How to Avoid a No-Contract Arrangement
Both contractors and clients must be proactive to ensure a work agreement will never devolve into one without a contract.
For contractors
Clearly define the work scope. While contracts should expand on, and clarify, each part of the work, an oral understanding between the contractor and client is key to making sure the scope is defined clearly to begin with.
Provide a written quote or estimate. For work that is expected to be more than a dollar-value threshold, many state Contractors Licensing Boards require that it be in writing. Even if an estimate is not required, clear estimates presented to clients communicates professionalism, and helps to avoid disputes.
Document the agreement in writing. For any major undertaking in particular, documenting, and having the client sign, an agreement detailing the total cost and all other important terms and conditions, will avoid confusion going forward. An experienced construction lawyer will be able to draft good template contracts that will serve one-off projects but also be updated and edited to account for different types of projects.
For clients
Get estimates. Clients should ask for an itemized estimate or quotation to help clarify how much work will be done, what materials will be used and how much each component will cost. This works to protect clients because the contractor cannot change the estimate this way.

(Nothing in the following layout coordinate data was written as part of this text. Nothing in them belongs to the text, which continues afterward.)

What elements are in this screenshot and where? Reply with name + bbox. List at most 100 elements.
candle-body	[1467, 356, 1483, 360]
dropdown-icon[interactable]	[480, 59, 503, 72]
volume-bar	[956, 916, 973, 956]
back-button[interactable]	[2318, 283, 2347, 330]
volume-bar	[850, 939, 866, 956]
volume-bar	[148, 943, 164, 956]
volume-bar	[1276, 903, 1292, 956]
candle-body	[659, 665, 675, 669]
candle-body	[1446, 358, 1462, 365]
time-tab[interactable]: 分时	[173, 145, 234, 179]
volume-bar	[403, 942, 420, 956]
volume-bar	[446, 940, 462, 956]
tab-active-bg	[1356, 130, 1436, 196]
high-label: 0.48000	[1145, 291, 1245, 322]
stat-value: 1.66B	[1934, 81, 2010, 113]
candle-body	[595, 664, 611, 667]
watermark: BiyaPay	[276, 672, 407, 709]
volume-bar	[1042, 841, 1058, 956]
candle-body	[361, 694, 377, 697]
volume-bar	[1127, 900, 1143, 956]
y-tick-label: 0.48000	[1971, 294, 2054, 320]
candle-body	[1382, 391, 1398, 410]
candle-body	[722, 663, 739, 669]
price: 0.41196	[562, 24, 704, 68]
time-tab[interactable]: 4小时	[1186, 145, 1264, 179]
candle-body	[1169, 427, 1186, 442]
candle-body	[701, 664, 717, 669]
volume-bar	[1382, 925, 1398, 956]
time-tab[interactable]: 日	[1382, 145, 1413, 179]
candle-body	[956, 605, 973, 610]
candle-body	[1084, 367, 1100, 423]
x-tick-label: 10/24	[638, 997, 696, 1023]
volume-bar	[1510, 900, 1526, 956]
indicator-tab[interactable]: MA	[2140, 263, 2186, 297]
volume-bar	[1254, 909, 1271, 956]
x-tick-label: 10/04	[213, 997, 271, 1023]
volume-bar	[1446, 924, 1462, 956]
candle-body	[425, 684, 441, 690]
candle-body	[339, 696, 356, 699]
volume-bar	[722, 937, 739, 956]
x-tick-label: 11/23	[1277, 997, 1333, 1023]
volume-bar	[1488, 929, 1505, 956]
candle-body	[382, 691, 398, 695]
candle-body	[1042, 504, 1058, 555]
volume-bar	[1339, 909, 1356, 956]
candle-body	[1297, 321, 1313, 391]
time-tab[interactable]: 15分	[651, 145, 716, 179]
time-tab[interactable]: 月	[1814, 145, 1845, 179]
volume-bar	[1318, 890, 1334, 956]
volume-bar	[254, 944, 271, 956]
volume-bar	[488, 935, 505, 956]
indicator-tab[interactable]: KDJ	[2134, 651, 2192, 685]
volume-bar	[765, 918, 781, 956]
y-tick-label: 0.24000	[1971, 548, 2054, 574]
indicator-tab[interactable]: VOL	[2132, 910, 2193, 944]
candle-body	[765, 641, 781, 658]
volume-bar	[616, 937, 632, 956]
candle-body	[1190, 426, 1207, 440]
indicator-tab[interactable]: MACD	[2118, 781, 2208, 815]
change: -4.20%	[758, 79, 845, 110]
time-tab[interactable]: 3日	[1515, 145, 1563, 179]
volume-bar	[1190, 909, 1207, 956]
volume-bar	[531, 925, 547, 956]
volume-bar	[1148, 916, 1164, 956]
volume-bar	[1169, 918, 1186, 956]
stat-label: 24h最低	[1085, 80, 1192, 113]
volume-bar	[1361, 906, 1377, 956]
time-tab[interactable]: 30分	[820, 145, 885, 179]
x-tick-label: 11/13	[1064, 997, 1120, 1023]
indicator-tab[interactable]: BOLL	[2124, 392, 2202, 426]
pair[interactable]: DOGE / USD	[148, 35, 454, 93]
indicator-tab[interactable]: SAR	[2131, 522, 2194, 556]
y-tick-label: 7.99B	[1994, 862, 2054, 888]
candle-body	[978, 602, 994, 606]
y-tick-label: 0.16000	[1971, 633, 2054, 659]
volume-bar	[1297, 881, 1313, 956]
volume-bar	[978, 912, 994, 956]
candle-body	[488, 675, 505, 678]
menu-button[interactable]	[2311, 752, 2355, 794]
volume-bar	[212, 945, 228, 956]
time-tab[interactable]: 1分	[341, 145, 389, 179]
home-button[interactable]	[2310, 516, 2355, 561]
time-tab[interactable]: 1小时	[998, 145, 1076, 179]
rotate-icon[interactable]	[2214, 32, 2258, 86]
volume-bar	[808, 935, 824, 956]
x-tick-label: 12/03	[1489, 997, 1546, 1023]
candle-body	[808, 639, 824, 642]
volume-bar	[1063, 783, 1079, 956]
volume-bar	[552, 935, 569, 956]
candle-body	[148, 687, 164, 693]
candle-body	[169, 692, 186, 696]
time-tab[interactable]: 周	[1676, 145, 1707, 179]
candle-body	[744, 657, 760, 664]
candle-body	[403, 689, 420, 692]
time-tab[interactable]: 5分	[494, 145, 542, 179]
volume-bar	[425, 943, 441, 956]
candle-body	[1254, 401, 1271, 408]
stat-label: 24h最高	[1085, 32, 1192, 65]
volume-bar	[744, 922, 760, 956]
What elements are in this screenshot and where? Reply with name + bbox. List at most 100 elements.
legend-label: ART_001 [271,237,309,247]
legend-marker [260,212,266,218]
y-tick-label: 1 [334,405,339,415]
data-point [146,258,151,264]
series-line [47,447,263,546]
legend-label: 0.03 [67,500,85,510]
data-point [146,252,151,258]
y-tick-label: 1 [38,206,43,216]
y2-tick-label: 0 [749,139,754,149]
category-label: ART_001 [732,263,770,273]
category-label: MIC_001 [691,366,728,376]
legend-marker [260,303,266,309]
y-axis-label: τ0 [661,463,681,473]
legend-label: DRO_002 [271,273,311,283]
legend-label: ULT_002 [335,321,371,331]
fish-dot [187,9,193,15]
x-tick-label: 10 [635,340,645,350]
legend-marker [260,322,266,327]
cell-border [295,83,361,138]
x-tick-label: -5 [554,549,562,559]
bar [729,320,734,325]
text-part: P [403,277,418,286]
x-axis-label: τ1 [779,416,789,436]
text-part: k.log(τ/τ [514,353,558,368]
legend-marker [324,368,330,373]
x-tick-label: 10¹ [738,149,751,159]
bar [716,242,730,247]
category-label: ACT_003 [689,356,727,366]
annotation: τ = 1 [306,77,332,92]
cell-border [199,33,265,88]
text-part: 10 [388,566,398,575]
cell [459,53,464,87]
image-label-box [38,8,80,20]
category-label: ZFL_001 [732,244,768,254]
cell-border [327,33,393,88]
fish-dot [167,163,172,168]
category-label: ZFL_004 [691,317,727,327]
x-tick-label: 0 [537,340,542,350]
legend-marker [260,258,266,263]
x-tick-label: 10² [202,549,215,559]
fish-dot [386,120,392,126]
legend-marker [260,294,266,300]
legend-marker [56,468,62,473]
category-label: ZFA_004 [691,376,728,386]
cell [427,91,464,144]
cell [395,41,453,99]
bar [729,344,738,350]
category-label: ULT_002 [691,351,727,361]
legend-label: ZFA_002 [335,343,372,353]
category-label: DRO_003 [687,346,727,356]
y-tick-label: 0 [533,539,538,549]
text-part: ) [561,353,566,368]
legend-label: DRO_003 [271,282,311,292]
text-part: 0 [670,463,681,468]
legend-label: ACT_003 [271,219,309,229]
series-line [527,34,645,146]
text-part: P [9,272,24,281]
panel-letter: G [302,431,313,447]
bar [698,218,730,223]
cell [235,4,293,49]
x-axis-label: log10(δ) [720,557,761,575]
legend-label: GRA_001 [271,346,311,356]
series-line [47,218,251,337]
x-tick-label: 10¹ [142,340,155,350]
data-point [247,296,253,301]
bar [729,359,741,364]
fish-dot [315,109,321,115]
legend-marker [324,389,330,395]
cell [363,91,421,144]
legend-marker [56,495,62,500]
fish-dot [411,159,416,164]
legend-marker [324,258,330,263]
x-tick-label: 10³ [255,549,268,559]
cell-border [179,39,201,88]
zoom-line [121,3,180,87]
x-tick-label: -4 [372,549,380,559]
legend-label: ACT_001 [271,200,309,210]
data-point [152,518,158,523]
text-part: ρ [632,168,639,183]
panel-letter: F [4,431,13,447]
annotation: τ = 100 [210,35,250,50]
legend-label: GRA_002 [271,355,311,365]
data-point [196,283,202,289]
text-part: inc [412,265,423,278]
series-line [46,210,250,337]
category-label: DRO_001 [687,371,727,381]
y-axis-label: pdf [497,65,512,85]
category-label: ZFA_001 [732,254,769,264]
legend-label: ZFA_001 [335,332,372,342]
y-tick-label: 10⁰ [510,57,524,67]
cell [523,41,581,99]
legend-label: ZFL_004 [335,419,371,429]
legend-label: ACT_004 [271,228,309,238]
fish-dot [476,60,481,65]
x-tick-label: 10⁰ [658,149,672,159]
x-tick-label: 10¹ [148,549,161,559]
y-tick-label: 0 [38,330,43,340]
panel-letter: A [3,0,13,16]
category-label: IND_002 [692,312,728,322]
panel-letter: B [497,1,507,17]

Don’t pay up front. Reputable contractors won’t ask for payment until after the work has been completed. In cases starting with smaller, short-term jobs, if a contractor wants prepayment ask for a written agreement that details the progress payments and what work is completed at each stage.
Avoid paying cash. Paying in cash may not leave behind a clear record of payment and is best avoided.
Establishing a Legal Agreement After the Fact
If a contractor performs work without a contract, and neither the homeowner nor the contractor is happy with the result, it may be helpful to have an attorney attempt to put together a written agreement after the fact. Three important considerations are:
- (1) The scope of the work that was actually performed;
- (2) The amount (if any) that the homeowner will pay to the contractor; and
- (3) Additional provisions that address items such as warranties and liability if the court finds that the contractor breached the contract.
Another potential issue is that if a subcontractor performed the work , will the homeowner pay the subcontractor to complete the work? This provision should also be included in the written agreement.